The most common DevOps adoption mistake, and other answers – interview for DevOpsFriday5

I was interviewed recently by the folks at Ranger4 for their #DevOpsFriday5 question series. Since  June 2014 (when I was interviewed) I have published a couple of things which expand on the original answers, so I have outlined these here.  The questions were:

  1. What’s your preferred definition of DevOps?
  2. When people ‘do’ DevOps, what’s the most common mistake you see them make?
  3. How do you recommend an organisation new to DevOps start?
  4. What’s your prediction for what DevOps will look like in 2020?
  5. Where do you like to go to get a DevOps hit?

1) What’s your preferred definition of DevOps?

The real focus of DevOps is surely increased operability of the software systems we work with. As the rate of change to these systems is so high (and the changes so valuable), also because these systems are becoming more distributed and complex, the scope for operational faults is significantly higher than with the more static systems of the past. Therefore highly effective collaboration between Dev teams, Ops teams, and other teams helps to ensure that the new end-user features operate well when deployed, reducing the impact and extent of transitory failures.

I recently wrote a more extended blog post called ‘A useful working definition of DevOps‘ based on my work with clients organisations since 2012.

2) When people ‘do’ DevOps, what’s the most common mistake you see them make?

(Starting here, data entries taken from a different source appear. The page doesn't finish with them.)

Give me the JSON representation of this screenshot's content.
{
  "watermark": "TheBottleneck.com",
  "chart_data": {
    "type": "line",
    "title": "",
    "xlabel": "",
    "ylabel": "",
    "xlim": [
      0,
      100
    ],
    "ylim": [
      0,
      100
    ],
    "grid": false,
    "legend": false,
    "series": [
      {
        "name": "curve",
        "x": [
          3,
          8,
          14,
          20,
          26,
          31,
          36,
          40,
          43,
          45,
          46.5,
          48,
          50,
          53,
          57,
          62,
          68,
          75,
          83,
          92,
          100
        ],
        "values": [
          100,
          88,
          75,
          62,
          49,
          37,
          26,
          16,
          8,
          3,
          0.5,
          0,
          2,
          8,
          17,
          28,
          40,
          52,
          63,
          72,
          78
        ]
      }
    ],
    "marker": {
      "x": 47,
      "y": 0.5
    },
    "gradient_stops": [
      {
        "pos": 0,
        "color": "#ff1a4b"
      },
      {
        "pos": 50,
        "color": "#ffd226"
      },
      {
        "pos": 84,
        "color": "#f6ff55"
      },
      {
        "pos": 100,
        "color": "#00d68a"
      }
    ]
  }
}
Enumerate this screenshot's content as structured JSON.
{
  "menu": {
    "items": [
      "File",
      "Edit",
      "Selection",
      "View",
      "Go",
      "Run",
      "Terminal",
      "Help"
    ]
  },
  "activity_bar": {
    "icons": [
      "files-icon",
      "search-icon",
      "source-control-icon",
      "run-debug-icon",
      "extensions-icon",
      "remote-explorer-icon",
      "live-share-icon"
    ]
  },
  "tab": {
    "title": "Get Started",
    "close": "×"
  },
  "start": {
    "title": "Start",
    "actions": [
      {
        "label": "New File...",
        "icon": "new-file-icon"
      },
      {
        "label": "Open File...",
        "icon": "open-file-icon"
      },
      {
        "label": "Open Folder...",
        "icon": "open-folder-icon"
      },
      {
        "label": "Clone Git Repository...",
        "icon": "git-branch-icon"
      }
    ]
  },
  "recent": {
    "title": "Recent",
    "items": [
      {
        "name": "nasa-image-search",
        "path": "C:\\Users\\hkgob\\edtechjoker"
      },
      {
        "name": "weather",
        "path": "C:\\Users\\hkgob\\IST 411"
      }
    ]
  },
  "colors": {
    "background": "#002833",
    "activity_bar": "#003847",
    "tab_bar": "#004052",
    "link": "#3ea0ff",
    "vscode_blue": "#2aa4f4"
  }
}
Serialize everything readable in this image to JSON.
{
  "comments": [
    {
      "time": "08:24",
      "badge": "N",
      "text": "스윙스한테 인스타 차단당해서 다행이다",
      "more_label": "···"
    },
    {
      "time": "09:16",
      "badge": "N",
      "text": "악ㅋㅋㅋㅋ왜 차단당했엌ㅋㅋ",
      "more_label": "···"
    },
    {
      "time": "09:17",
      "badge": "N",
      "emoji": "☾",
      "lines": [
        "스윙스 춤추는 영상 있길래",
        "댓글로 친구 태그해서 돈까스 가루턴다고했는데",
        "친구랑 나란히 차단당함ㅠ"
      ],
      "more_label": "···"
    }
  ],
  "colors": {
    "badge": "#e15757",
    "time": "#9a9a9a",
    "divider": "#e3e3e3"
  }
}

Many people have come to understand ‘DevOps’ as mostly just infrastructure automation or release management. They might start a ‘DevOps Team’ whose responsibility is to “automate stuff”, but if that team remains isolated from other teams, it will become a new silo, pushing Dev and Ops even further apart. So beware of the permanent ‘DevOps Team’; instead, use a short-lived team to reach a better place and then dissolve the team into product-aligned teams.

Another common problem present in many organisations is that the Development and (in particular) Operations teams are viewed as ‘execute only’ rather than high-skill and ‘value-add’. I expandon why this works against DevOps and software operability in my eBook ‘Software Operability: a DevOps Cornerstone‘.

3) How do you recommend an organisation new to DevOps start?

Give space for – and encourage – daily collaboration between Ops people and Dev people: arrange joint pizza sessions, hold a joint social, collaborate on incident triage, organise metrics-focused ‘hack days’, fund a decent project/programme to make logging a first-class concern. All these things will help to build trust between Ops folk and Dev folk, and improve your software at the same time, reducing outages and time needed for diagnosis. Everyone wins.

4) What’s your prediction for what DevOps will look like in 2020?

The practice of developers working highly collaboratively with operations folk will have become the norm, as will software-defined infrastructure and monitoring as a first-class concern. Organisations whose main revenue stream is enabled through software systems that do not follow these practices and principles will probably not be around in 2020.

5) Where do you like to go to get a DevOps hit?

DevOps Days is a great event series. XP Day in London is inspirational. DevOps Weekly is a useful newsletter. Meetup.com has many active DevOps meet up groups. Helping clients to tackle DevOps problems always throws up new problems and solutions.

The book Build Quality In – a collection of Continuous Delivery and DevOps experience reports – has recently been published via LeanPub. Steve Smith and I are editors, and we’re contributing our experiences along with around 20 other practitioners around the world. 70% of royalties from the book are being donated to Code Club. We expect the book to be valuable resource for people trying to adopt and sustain DevOps and Continuous Delivery as good practices for their organisation.